I strongly recommend Testaments: Links between the Book of Mormon and the Hebrew Bible by David E. Bokovoy and John A. Tvedtnes (Tooele, Utah: Heritage, 2003, 232 pages). This carefully written and well documented resource adds new depth to our insights about the Hebraic roots of the Book of Mormon text. These insights show rich levels of meaning or help us understand the reasons for some of the unusual features of the text.
For example, Chapter 18, “Editorial Techniques,” includes a discussion of a Hebraic editorial technique called “repetitive resumption” in which editorial comments are framed between two parallel statements. The repetition of statements could function somewhat like our use of parentheses in modern English to mark where an explanation or departure from the story had occurred. An example is Joshua 1:7-9, which begins with a command to be strong and courageous, followed by what some scholars see as an editorial insertion about the need to study the law daily, followed by a repetition of the command to be strong and courageous. This pattern, interestingly, is also found abundantly in the Book of Mormon.
An example of repetitive resumption in the Book of Mormon is Alma 10:32 and Alma 11:20, two passages stating that the object of Nephite lawyers was to get gain, and that they got gain according to their employ. In between, in Alma 11:1-19, we get a lengthy parenthetical explanation about Nephite law, payment for judges, and the monetary system (undoubtedly not coins but a system of weights for precious metals related to measures of grain). The departure from the story appears to have been added editorially to help readers understand the significance of Zeezrom’s subsequent offer of six “onties” (a large measure of silver) to Amulek if only he will come to his senses and deny the existence of a Supreme Being (Alma 11:22). What is essentially a parenthetical explanation is bracketed with two very similar phrases, following a Hebraic editorial technique.

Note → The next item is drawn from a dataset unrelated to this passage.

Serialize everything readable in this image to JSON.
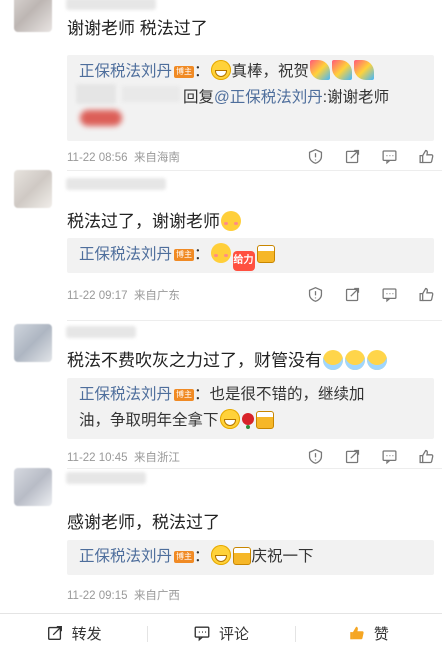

Scholars only recently came to recognize and appreciate repetitive resumption in the Old Testament. Bokovoy and Tvedtnes cite Bernard M. Levinson, Hermeneutics of Innovation: The Impact of Centralization upon the Structure, Sequence, and Reformulation of Legal Material in Deuteronomy (Ph.D. diss., Brandeis University, 1991), pp. 142-150 and Bernard M. Levinson, Deuteronomy and the Hermeneutics of Legal Innovation (New York: Oxford University Press, 1997).
The ancient editorial technique of repetitive resumption — only recently discovered — helps us understand why some passages of the Book of Mormon seem to have puzzling redundancy (not to mention wordiness). Relevant examples of “wordy” passages with apparent repetitive resumption include Alma 3:1, Alma 8:6-8; Alma 15: 16-18; Alma 17:26-27; Alma 23:6; Alma 24:23-24; Alma 27:4; Helaman 10:3, and others.
Remember, ancient Hebrew and related languages did not have punctuation as we do today. Parentheses, dashes, etc. were not available, so writers used other techniques in their writing to mark beginnings and ends of sections, editorial insertions, etc.
Consider Helaman 10:3, where a dash seems demanded by the text:
And it came to pass as he was thus pondering — being much cast down because of the wickedness of the people of the Nephites, their secret works of darkness, and their murderings, and their plunderings, and all manner of iniquities — and it came to pass as he was thus pondering in his heart, behold, a voice came unto him saying:
While it was easy to add dashes for the English translation, repetitive resumption with the phrase “it came to pass as he was thus pondering” would have been a valid editorial technique to achieve the same effect in Hebrew. The resulting text is far too redundant for modern English ears, but this foreign level of wordiness is actually an echo of ancient Hebraic origins.
The authors reformat several Book of Mormon passages using bold to mark the repeated phrase in repetitive resumption and parentheses to help delimit the parenthetical comment or editorial insertion. Here is one more of many examples:
 … and he came to a city which was called Ammonihah.
 (Now it was the custom of the people of Nephi to call their lands, and their cities, and their villages, yea, even all their small villages, after the name of him who first possessed them; and thus it was with the land of Ammonihah.)
 And it came to pass that when Alma had come to the city of Ammonihah he began to preach the word of God unto them.
Today Biblical scholars recognize that the Bible shows many signs of editorial revisions, following the same pattern that we see in the Book of Mormon, where inspired editors make it clear that they are editing earlier documents to create an inspired abridgment. And one of the techniques common to ancient editors of both texts was the use of repetitive resumption – just one of many Hebraic elements that we can find in the Book of Mormon text (others include chiasmus, for example).
Interestingly, the more we learn about ancient scripture from the Old World, the more we can appreciate the crafting of the ancient scripture from the New World, for both have common roots.